Una seconda teoria attribuisce al tifoso il bisogno di uno sfogo d’emozioni, reso possibile grazie all’identificazione con gli atleti e mediante un conflitto con i tifosi avversari. Lo sport in questo caso consentirebbe un’occasione di sfogo dell’eccesso di carica aggressiva accumulata nella realtà lavorativa, familiare o sociale, come frustrazioni quotidiane represse. Un’altra teoria sostiene che il tifo sarebbe la conseguenza degenerativa di una società che evidenzia, esalta e premia solo chi vince o chi ottiene successo, a prescindere dai mezzi impiegati per raggiungerlo, adottando il principio discutibile secondo cui il fine giustifica i mezzi. Occorre quindi vaccinarsi contro i germi della violenza sociale educando ai valori di convivenza civile, di cooperazione più che di competizione, per questo, lo spirito competitivo va ben dosato e tenuto sotto controllo. Bisogna quindi mobilitare la coscienza sportiva e riscoprire il contenuto etico dello sport, sviluppando negli atleti e negli spettatori la consapevolezza che gli esseri umani, da qualsiasi parte dello stadio essi giochino o guardino, sono tutti simili da rispettare; solo così lo sport può contribuire, non solo alla salute e alla vigoria fisica, ma anche alla crescita dei più alti valori dell’uomo.
È da tener presente, inoltre, che se è vero che l’entusiasmo del pubblico carica i gli atleti, è anche vero che il pubblico sugli spalti imita, a suo modo, il comportamento dei giocatori che gareggiano. Un comportamento nobile e corretto degli atleti che sfruttano la propria aggressività, ma sempre e solo nei limiti del lecito, è un esempio utile a indurre negli spettatori sentimenti positivi. Viceversa, una scorrettezza in campo o una cattiva condotta in gara da parte di un atleta si riflettono immediatamente sulla pressione sanguigna e sulla produzione d’adrenalina di migliaia di spettatori, per cui l’eccitazione si trascina anche fuori dagli stadi.
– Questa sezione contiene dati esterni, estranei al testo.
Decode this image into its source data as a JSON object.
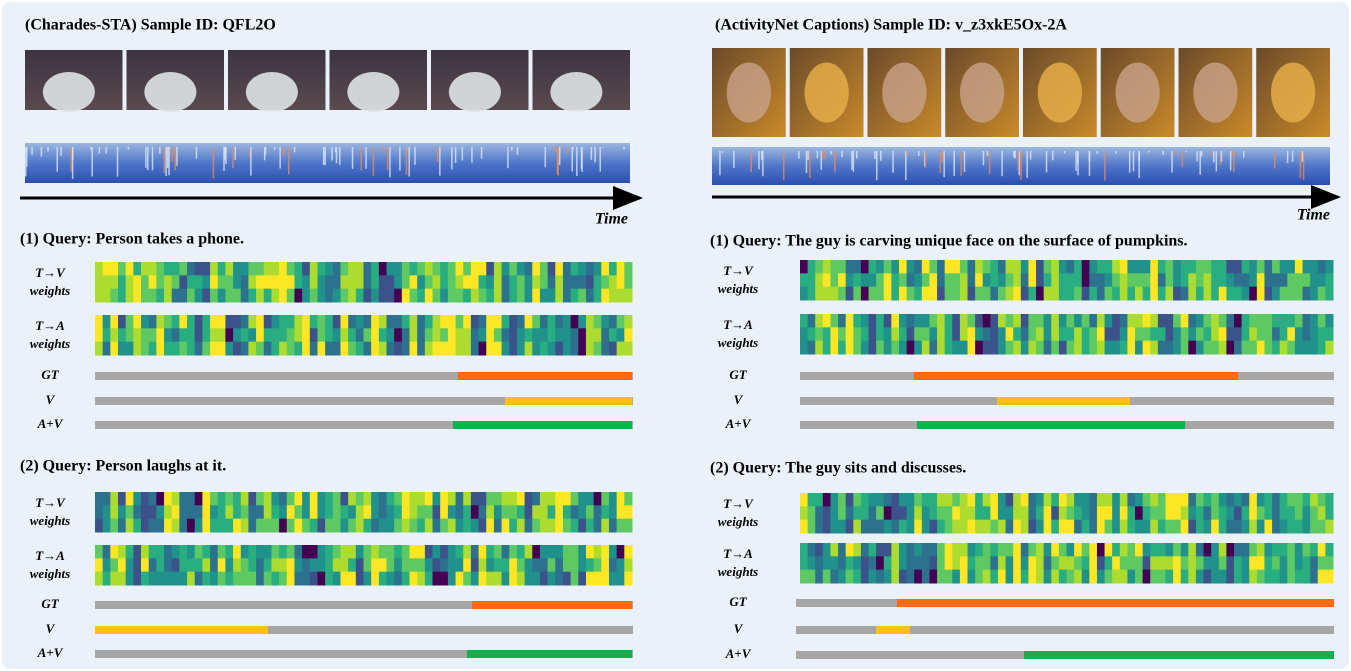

Per questo bisogna educare al vero spirito sportivo: saper perdere con dignità, riconoscendo il valore dell’avversario, gareggiare per misurare se stessi, come mezzo per migliorarsi, non per voler battere l’altro a qualsiasi costo e con qualsiasi mezzo, questo sarebbe la negazione non solo dello spirito sportivo, ma dei principi morali che porterebbe all’annullamento della vita civile. Per i giovani è importante giocare in modo sano, divertendosi, imparando a rispettare gli altri e le regole che il gioco impone. Per questo è fondamentale avere esempi corretti sia da parte dei giocatori, che devono riscoprire la voglia di giocare rispettandosi, sia da parte d’alcuni tifosi che devono capire, per quanto li riguarda, che in fondo…è solo un gioco.
Il calcio è uno sport bellissimo, più volte rimango affascinato da un passaggio smarcante o dal modo in cui un giocatore tratta la palla, serpeggiando tra gli avversari. Certamente sono anche tifoso di una squadra di calcio, mi esalto per i suoi successi, però non mi dispero più di tanto per le sue sconfitte. Sì, è vero, se la nostra squadra perde ci rimaniamo male, ma in fin dei conti gli unici a rimetterci di tasca e di faccia sono i giocatori o i proprietari delle squadre. Pertanto a noi conviene continuare a goderci lo spettacolo e la festa, quando la nostra squadra del cuore vince, se poi perde festeggeremo alla prossima vittoria.